On October 16, 1979 he was appointed archbishop of the Archdiocese of Maringá by Pope John Paul II. Coelho resigned from that position on May 7, 1997, and was succeeded by Dom Murilo Sebastião Ramos Krieger.

On March 12, 2011 a biography of Coelho was published titled Pensamento Vivo de Dom Jaime Luiz Coelho, by Agnaldo Feitoza.

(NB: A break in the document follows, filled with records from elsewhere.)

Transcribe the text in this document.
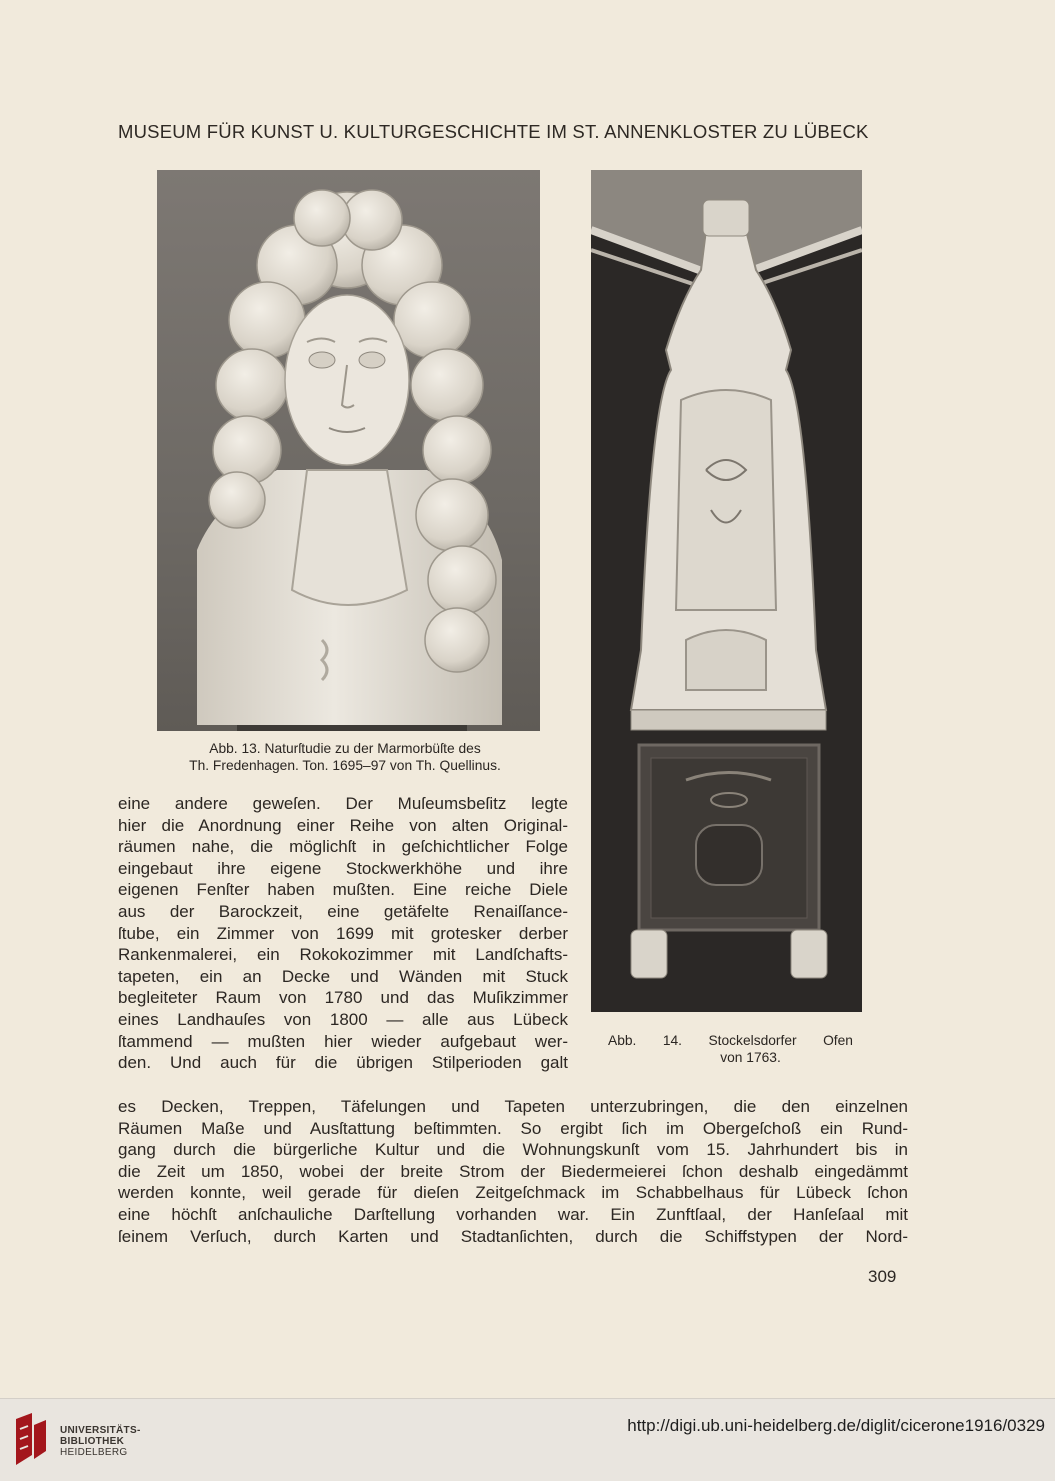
MUSEUM FÜR KUNST U. KULTURGESCHICHTE IM ST. ANNENKLOSTER ZU LÜBECK
Abb. 13. Naturſtudie zu der Marmorbüſte des
Th. Fredenhagen. Ton. 1695–97 von Th. Quellinus.
Abb. 14. Stockelsdorfer Ofen
von 1763.
eine andere geweſen. Der Muſeumsbeſitz legte
hier die Anordnung einer Reihe von alten Original-
räumen nahe, die möglichſt in geſchichtlicher Folge
eingebaut ihre eigene Stockwerkhöhe und ihre
eigenen Fenſter haben mußten. Eine reiche Diele
aus der Barockzeit, eine getäfelte Renaiſſance-
ſtube, ein Zimmer von 1699 mit grotesker derber
Rankenmalerei, ein Rokokozimmer mit Landſchafts-
tapeten, ein an Decke und Wänden mit Stuck
begleiteter Raum von 1780 und das Muſikzimmer
eines Landhauſes von 1800 — alle aus Lübeck
ſtammend — mußten hier wieder aufgebaut wer-
den. Und auch für die übrigen Stilperioden galt
es Decken, Treppen, Täfelungen und Tapeten unterzubringen, die den einzelnen
Räumen Maße und Ausſtattung beſtimmten. So ergibt ſich im Obergeſchoß ein Rund-
gang durch die bürgerliche Kultur und die Wohnungskunſt vom 15. Jahrhundert bis in
die Zeit um 1850, wobei der breite Strom der Biedermeierei ſchon deshalb eingedämmt
werden konnte, weil gerade für dieſen Zeitgeſchmack im Schabbelhaus für Lübeck ſchon
eine höchſt anſchauliche Darſtellung vorhanden war. Ein Zunftſaal, der Hanſeſaal mit
ſeinem Verſuch, durch Karten und Stadtanſichten, durch die Schiffstypen der Nord-
309
UNIVERSITÄTS-
BIBLIOTHEK
HEIDELBERG
http://digi.ub.uni-heidelberg.de/diglit/cicerone1916/0329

A second biography, Jaime: Uma História de Fé e Empreendedorismo, uma Biografia de Dom Jaime Luiz Coelho, by Everton Barbosa and Luciana Peña, was published later the same year. On the occasion of his 95th birthday, July 26, 2011, a commemorative stamp was issued by the Brazilian Postal Service.

He died of complications from chronic renal failure, in Maringá on August 5, 2013.